Are Climate Change and Vector-Borne Diseases Related?
Are climate change and vector-borne diseases related? The short answer is yes, they are. Let's explore the relationship between climate change and vector-borne illnesses, along with how a possible increase in these diseases might affect you and your family as you go about your daily lives.
What are Vectors and Vector-Borne Diseases?
Vectors are organisms that spread diseases. Thus, vector-borne diseases come from vectors. Insects and arthropods (invertebrate species with an exoskeleton, including insects like mosquitoes) are the most common infectious illness vectors.
In North America and elsewhere, the female Aedes aegypti mosquito is a dangerous vector, responsible for the transmission of sicknesses like dengue, chikungunya and Zika to human beings.
Vectors typically need warm — and often humid and moist — environmental conditions to thrive, stay active and reproduce in large numbers.
Defining Climate Change
The global climate has always been changing, from hotter periods, ice ages and everything in between. With the onset of human industrial activity, these natural changes have had a massive input from our species.
According to the IPCC (Intergovernmental Panel on Climate Change) and NASA, "the current warming trend is of particular significance because most of it is extremely likely (greater than 95% probability) to be the result of human activity since the mid-20th century and proceeding at a rate that is unprecedented over decades to millennia."
More carbon dioxide in the atmosphere has led to a rapid increase in overall global temperatures during the last 40 to 50 years. While it might be colder where you live due to changes in weather patterns or ocean currents, perhaps, the planet’s temperature as a whole is rising.
Climate Change and Vector-Borne Diseases
Vectors (like Aedes aegypti), and vector-borne diseases by extension, tend to flourish in warmer climates. As the range of these pests increases due to warming trends, they can migrate to higher latitudes, colonizing areas that were too cold for them in the past — or at least cold enough to limit their annual activity. More active, widely spread vectors mean more opportunity for them to spread dangerous pathogens.
In the case of the U.S., this translates to vectors like mosquitoes moving northward from southern regions like Texas and Florida.
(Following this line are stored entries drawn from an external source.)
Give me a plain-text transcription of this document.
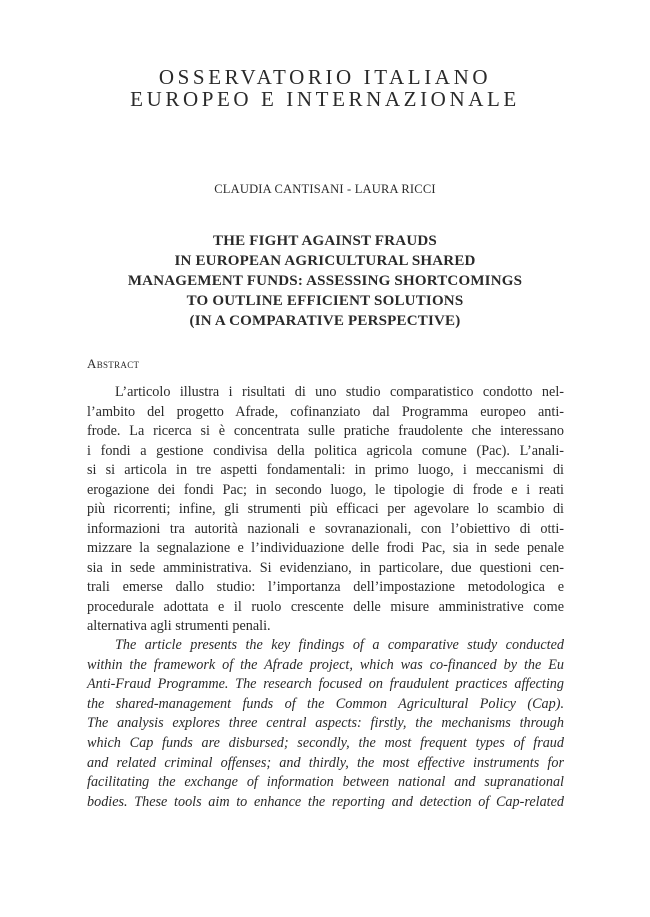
OSSERVATORIO ITALIANO
EUROPEO E INTERNAZIONALE
CLAUDIA CANTISANI - LAURA RICCI
THE FIGHT AGAINST FRAUDS
IN EUROPEAN AGRICULTURAL SHARED
MANAGEMENT FUNDS: ASSESSING SHORTCOMINGS
TO OUTLINE EFFICIENT SOLUTIONS
(IN A COMPARATIVE PERSPECTIVE)
Abstract
L’articolo illustra i risultati di uno studio comparatistico condotto nel-
l’ambito del progetto Afrade, cofinanziato dal Programma europeo anti-
frode. La ricerca si è concentrata sulle pratiche fraudolente che interessano
i fondi a gestione condivisa della politica agricola comune (Pac). L’anali-
si si articola in tre aspetti fondamentali: in primo luogo, i meccanismi di
erogazione dei fondi Pac; in secondo luogo, le tipologie di frode e i reati
più ricorrenti; infine, gli strumenti più efficaci per agevolare lo scambio di
informazioni tra autorità nazionali e sovranazionali, con l’obiettivo di otti-
mizzare la segnalazione e l’individuazione delle frodi Pac, sia in sede penale
sia in sede amministrativa. Si evidenziano, in particolare, due questioni cen-
trali emerse dallo studio: l’importanza dell’impostazione metodologica e
procedurale adottata e il ruolo crescente delle misure amministrative come
alternativa agli strumenti penali.
The article presents the key findings of a comparative study conducted
within the framework of the Afrade project, which was co-financed by the Eu
Anti-Fraud Programme. The research focused on fraudulent practices affecting
the shared-management funds of the Common Agricultural Policy (Cap).
The analysis explores three central aspects: firstly, the mechanisms through
which Cap funds are disbursed; secondly, the most frequent types of fraud
and related criminal offenses; and thirdly, the most effective instruments for
facilitating the exchange of information between national and supranational
bodies. These tools aim to enhance the reporting and detection of Cap-related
As states with cooler average yearly temperatures heat up, even if only by a small amount, this provides an opening for vectors to move in or extend their breeding season and increase their presence.
In Summary
The systems supporting and affecting the global climate, in general, are incredibly complex — and so are the systems affecting climate change. That being said, climate change and vector-borne diseases are related. Arthropods are set to take advantage of warming temperatures, which is why health officials and companies like MosquitoNix® are paying close attention to changes in our climate and the spread of vectors like the Aedes aegypti and Aedes albopictus mosquitoes to offer the most effective services possible in the face of these changes.